Uma vez que é necessário procurar o orientador apenas para sanar alguma dúvida, e que compreende-se haver uma vocação ou dom para a docência, esquece-se de que existem saberes pedagógicos a respeito dos quais o monitor deveria ser socializado. Ao serem questionados sobre a orientação que recebiam, nenhum dos monitores afirmou que em algum momento, seja no início ou no decorrer do semestre, receberam algum tipo de orientação ou formação por parte da instituição. A ausência destas atividades de formação foi confirmada também pelos membros do CAPM. Foram questionados então se receberam algum tipo de orientação ou formação por parte dos orientadores, e esta se resumiu em todos os casos à uma orientação no início do semestre, onde foi realizado o planejamento das atividades dos monitores, e ao longo do semestre as orientações ocorriam esporadicamente, apenas quando o monitor apresentava alguma dúvida.
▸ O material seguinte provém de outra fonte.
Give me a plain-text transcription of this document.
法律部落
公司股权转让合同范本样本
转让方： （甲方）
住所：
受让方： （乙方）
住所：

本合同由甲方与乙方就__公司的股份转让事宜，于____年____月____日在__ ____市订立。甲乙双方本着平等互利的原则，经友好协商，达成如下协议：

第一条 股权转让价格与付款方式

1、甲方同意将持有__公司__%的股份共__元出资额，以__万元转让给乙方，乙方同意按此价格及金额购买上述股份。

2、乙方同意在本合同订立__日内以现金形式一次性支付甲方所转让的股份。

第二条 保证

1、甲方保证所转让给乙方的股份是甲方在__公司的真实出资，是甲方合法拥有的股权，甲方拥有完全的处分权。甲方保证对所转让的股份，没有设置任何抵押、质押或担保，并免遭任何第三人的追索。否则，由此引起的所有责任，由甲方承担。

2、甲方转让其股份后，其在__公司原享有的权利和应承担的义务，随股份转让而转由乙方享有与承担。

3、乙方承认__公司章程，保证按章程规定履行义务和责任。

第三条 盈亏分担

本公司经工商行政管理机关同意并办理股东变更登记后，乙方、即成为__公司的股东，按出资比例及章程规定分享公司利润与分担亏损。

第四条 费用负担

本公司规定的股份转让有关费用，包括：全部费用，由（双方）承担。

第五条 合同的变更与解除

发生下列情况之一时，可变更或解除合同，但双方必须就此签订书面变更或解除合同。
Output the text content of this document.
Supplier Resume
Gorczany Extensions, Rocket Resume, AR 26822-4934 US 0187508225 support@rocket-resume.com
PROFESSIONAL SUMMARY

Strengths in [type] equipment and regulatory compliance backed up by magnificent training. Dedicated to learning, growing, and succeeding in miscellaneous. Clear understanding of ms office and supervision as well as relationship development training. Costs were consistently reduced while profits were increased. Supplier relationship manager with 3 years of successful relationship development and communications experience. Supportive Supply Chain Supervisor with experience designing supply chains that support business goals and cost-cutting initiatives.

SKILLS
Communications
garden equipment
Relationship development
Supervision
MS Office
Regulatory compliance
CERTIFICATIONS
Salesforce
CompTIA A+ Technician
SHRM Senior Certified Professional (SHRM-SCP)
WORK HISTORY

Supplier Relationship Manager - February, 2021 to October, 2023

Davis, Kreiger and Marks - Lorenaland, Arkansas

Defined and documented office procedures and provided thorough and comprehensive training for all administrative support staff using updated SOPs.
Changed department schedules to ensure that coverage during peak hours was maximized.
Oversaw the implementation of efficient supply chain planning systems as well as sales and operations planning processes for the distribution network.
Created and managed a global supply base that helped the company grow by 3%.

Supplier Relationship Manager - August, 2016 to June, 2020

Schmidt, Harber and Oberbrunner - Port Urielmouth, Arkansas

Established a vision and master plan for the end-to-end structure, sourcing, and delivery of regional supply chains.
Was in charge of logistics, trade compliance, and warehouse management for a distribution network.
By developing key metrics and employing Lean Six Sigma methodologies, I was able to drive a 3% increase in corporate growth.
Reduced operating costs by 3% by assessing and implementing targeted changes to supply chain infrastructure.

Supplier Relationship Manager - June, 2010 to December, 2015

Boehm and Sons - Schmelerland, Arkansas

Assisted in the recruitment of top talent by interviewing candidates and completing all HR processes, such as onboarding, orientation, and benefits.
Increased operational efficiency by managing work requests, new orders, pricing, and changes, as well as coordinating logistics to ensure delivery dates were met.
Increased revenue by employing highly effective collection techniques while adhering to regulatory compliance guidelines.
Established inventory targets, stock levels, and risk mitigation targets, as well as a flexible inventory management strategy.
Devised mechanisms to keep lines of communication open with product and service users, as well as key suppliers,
Diante esta situação os monitores foram questionados sobre como aprenderam sobre o que o monitor faz e o que não pode fazer. Quatro tipos de respostas foram apresentadas. A primeira e mais frequente foi o aprendizado a partir do que era descrito no edital de seleção que incorpora o regulamento do Programa de Monitoria, o que é exemplificado na fala da monitora Lili: “[a orientação era] só o que estava escrito no edital, que falava quais eram as obrigações. Aí vinha assim que é ajudar a auxiliar os alunos que precisassem de ajuda e ajudar nas atividades dos professores né, nas atividades que eles quisessem”. A construção de significados sobre a atividade do monitor a partir do edital de seleção foi a resposta de Lili, Igor, Pedro, Heitor, Dimitri, Gabriel e Claude. Por um lado, isto revela a importância do Regulamento do Programa de Monitoria enquanto produção discursiva que é incorporada nos repertórios interpretativos dos monitores, inclusive na construção de sentidos sobre sua atividade. Por outro, também revela algo importante: os monitores leem os documentos institucionais. Isto se torna importante, pois indica o potencial para que essa formação seja

feita por meio de materiais produzidos e distribuídos na forma de texto escrito, ou ainda, na produção de vídeos didáticos e outros materiais de suporte. Toda via não exclui a importância de que essa formação também contemple atividades presenciais, face à face, principalmente considerando que esta, segundo Berger e Luckmann (2011) é o contexto de interação com maior potencial de socializar significações a respeito de como o mundo é tomado como conhecido.

A segunda forma de aprender sobre a atividade do monitor foi a partir da própria prática como monitor, presente na fala do monitor Antônio: “eu estou aprendendo a forma que somos dando aula na monitoria”. A terceira foi a partir do que outros monitores fizeram, presente na fala da monitora Alma: “eu baseei nos monitores que eu já tinha contato mesmo”. E a quarta é a partir de como o professor orientador ministra a aula, presente na fala da monitora Nádia:

Eu me espelho bastante no Eleazar mesmo. Eu sei que ele usa bastante exemplos do cotidiano. E também eu converso com ele antes, quando eu tenho alguma dúvida, e aí ele me dá os exemplos dele, e aí eu busco aplicar também esses mesmos exemplos na minha monitoria. E também perguntando pras meninas se elas estão conseguindo entender o que eu estou passando, o que seria melhor pra elas. Mas de modo geral eu acho que eu tenho desenvolvido mais ou menos sozinha, sabe? Com a prática. Mas também não sei se está bom. (M. Nádia)

Estas três últimas respostas mencionadas também são, de acordo com Grillo e Mattei (2005), as principais formas pelas quais os professores de nível superior aprender o fazer docente: espelhando-se em professores que conheceram ao longo de sua trajetória escolar, e por meio da prática, em uma postura de tentativa e avaliação de acertos e erros. Entretanto, fala de Nádia também observa-se uma dificuldade em refletir e avaliar sua própria prática, expressa em: “mas também não sei se está bom”.